PCR products for env and gag genes in spleen (a and b), lung (c and d), CLN (e and f), and PT (g and h) tissues from NOD/SCID mice and NOD/SCID B2m^null mice, respectively, infected with HIV-1. RNA copy numbers are shown in i. Hu-PBL-NOD/SCID mice were inoculated with HIV-1_TH22PF7 via different routes: the peritoneal cavity (lanes 1 and 2), and oral cavity with (lane 4) and without (lane 6) tissue injury. Hu-PBL-NOD/SCID B2m^null mice were inoculated with HIV-1_JR-FL via different routes: the peritoneal cavity (lane 3) and oral cavity with (lanes 5 and 8) and without (lanes 7 and 9) tissue injury. Lane ‘MW’: Molecular weight standards (HaeIII digest of ΦX174).
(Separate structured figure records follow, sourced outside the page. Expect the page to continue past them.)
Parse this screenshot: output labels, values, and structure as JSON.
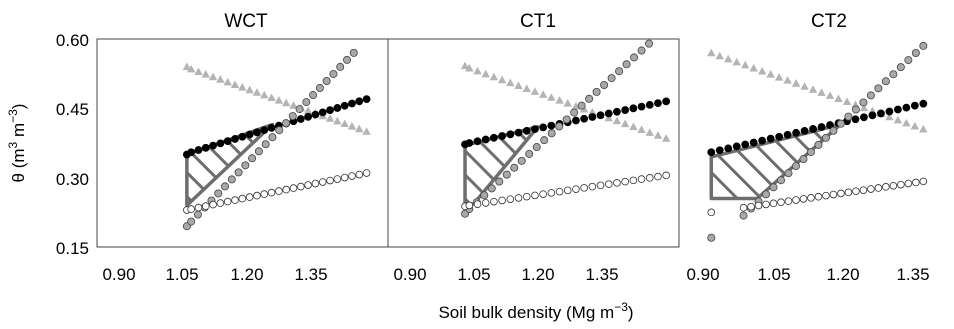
{
  "figure": {
    "xlabel_main": "Soil bulk density (Mg m",
    "xlabel_sup": "−3",
    "xlabel_end": ")",
    "ylabel_main": "θ (m",
    "ylabel_sup1": "3",
    "ylabel_mid": " m",
    "ylabel_sup2": "−3",
    "ylabel_end": ")"
  },
  "colors": {
    "field_capacity": "#000000",
    "aeration_porosity": "#b4b4b4",
    "wilting_point": "#ffffff",
    "penetration_resistance": "#a8a8a8",
    "zone_outline": "#6e6e6e"
  },
  "chart_data": [
    {
      "type": "scatter",
      "title": "WCT",
      "xlim": [
        0.82,
        1.5
      ],
      "ylim": [
        0.15,
        0.6
      ],
      "xticks": [
        "0.90",
        "1.05",
        "1.20",
        "1.35"
      ],
      "yticks": [
        "0.15",
        "0.30",
        "0.45",
        "0.60"
      ],
      "series": [
        {
          "marker": "triangle",
          "color": "#b4b4b4",
          "x": [
            1.03,
            1.04,
            1.45
          ],
          "y": [
            0.54,
            0.535,
            0.4
          ]
        },
        {
          "marker": "circle-filled",
          "color": "#000000",
          "x": [
            1.03,
            1.04,
            1.45
          ],
          "y": [
            0.35,
            0.355,
            0.47
          ]
        },
        {
          "marker": "circle-grey",
          "color": "#a8a8a8",
          "x": [
            1.03,
            1.04,
            1.42
          ],
          "y": [
            0.195,
            0.205,
            0.57
          ]
        },
        {
          "marker": "circle-open",
          "color": "#ffffff",
          "x": [
            1.03,
            1.04,
            1.45
          ],
          "y": [
            0.23,
            0.232,
            0.31
          ]
        }
      ],
      "zone": [
        [
          1.03,
          0.35
        ],
        [
          1.23,
          0.415
        ],
        [
          1.03,
          0.24
        ]
      ]
    },
    {
      "type": "scatter",
      "title": "CT1",
      "xlim": [
        0.82,
        1.5
      ],
      "ylim": [
        0.15,
        0.6
      ],
      "xticks": [
        "0.90",
        "1.05",
        "1.20",
        "1.35"
      ],
      "yticks": [],
      "series": [
        {
          "marker": "triangle",
          "color": "#b4b4b4",
          "x": [
            1.0,
            1.01,
            1.47
          ],
          "y": [
            0.542,
            0.537,
            0.385
          ]
        },
        {
          "marker": "circle-filled",
          "color": "#000000",
          "x": [
            1.0,
            1.01,
            1.47
          ],
          "y": [
            0.372,
            0.375,
            0.465
          ]
        },
        {
          "marker": "circle-grey",
          "color": "#a8a8a8",
          "x": [
            1.0,
            1.01,
            1.43
          ],
          "y": [
            0.222,
            0.232,
            0.59
          ]
        },
        {
          "marker": "circle-open",
          "color": "#ffffff",
          "x": [
            1.0,
            1.01,
            1.47
          ],
          "y": [
            0.238,
            0.24,
            0.305
          ]
        }
      ],
      "zone": [
        [
          1.0,
          0.37
        ],
        [
          1.17,
          0.41
        ],
        [
          1.02,
          0.243
        ],
        [
          1.0,
          0.243
        ]
      ]
    },
    {
      "type": "scatter",
      "title": "CT2",
      "xlim": [
        0.86,
        1.45
      ],
      "ylim": [
        0.15,
        0.6
      ],
      "xticks": [
        "0.90",
        "1.05",
        "1.20",
        "1.35"
      ],
      "yticks": [],
      "series": [
        {
          "marker": "triangle",
          "color": "#b4b4b4",
          "x": [
            0.93,
            1.39
          ],
          "y": [
            0.57,
            0.405
          ]
        },
        {
          "marker": "circle-filled",
          "color": "#000000",
          "x": [
            0.93,
            1.39
          ],
          "y": [
            0.355,
            0.46
          ]
        },
        {
          "marker": "circle-grey",
          "color": "#a8a8a8",
          "x": [
            0.93,
            1.0,
            1.39
          ],
          "y": [
            0.17,
            0.218,
            0.585
          ]
        },
        {
          "marker": "circle-open",
          "color": "#ffffff",
          "x": [
            0.93,
            1.0,
            1.39
          ],
          "y": [
            0.225,
            0.235,
            0.292
          ]
        }
      ],
      "zone": [
        [
          0.93,
          0.345
        ],
        [
          1.21,
          0.415
        ],
        [
          1.03,
          0.255
        ],
        [
          0.93,
          0.255
        ]
      ]
    }
  ]
}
As shown in the table (i), the detection limit of RNA copy numbers was 800 in this experiment. Data shown are representative of one or two independent experiments. ND, not detected; ip, intraperitoneal cavity; inj, oral cavity with injured tissues; po, oral cavity; no cell: tissues from NOD/SCID B2m^null mice inoculated intraperitoneally with HIV-1; no HIV, tissues from hu-PBL-NOD/SCID B2m^null mice; no tem, negative control for PCR assay (no template DNA); pc, positive control DNA (HIV-1_MN).

Figure 8

Flow cytometric analysis of hu-CXCR4⁺ and CCR5⁺ cells, and GalCer⁺ epithelial cell populations in mucosal tissues from the oral cavities of treated NOD/SCID B2m^null mice. The analyses were performed on gated cells larger than lymphocytes with forward scatter/side scatter characteristics. Mucosal tissue cells can be distinguished in the quadrant analysis. The proportions of CXCR4⁺ and CCR5⁺ cells were compared to non stained cells as a negative control. The proportion of GalCer⁺ cells among CD45⁻ cells was compared to cells stained with the control isotype antibody. Data shown are representative of three independent experiments.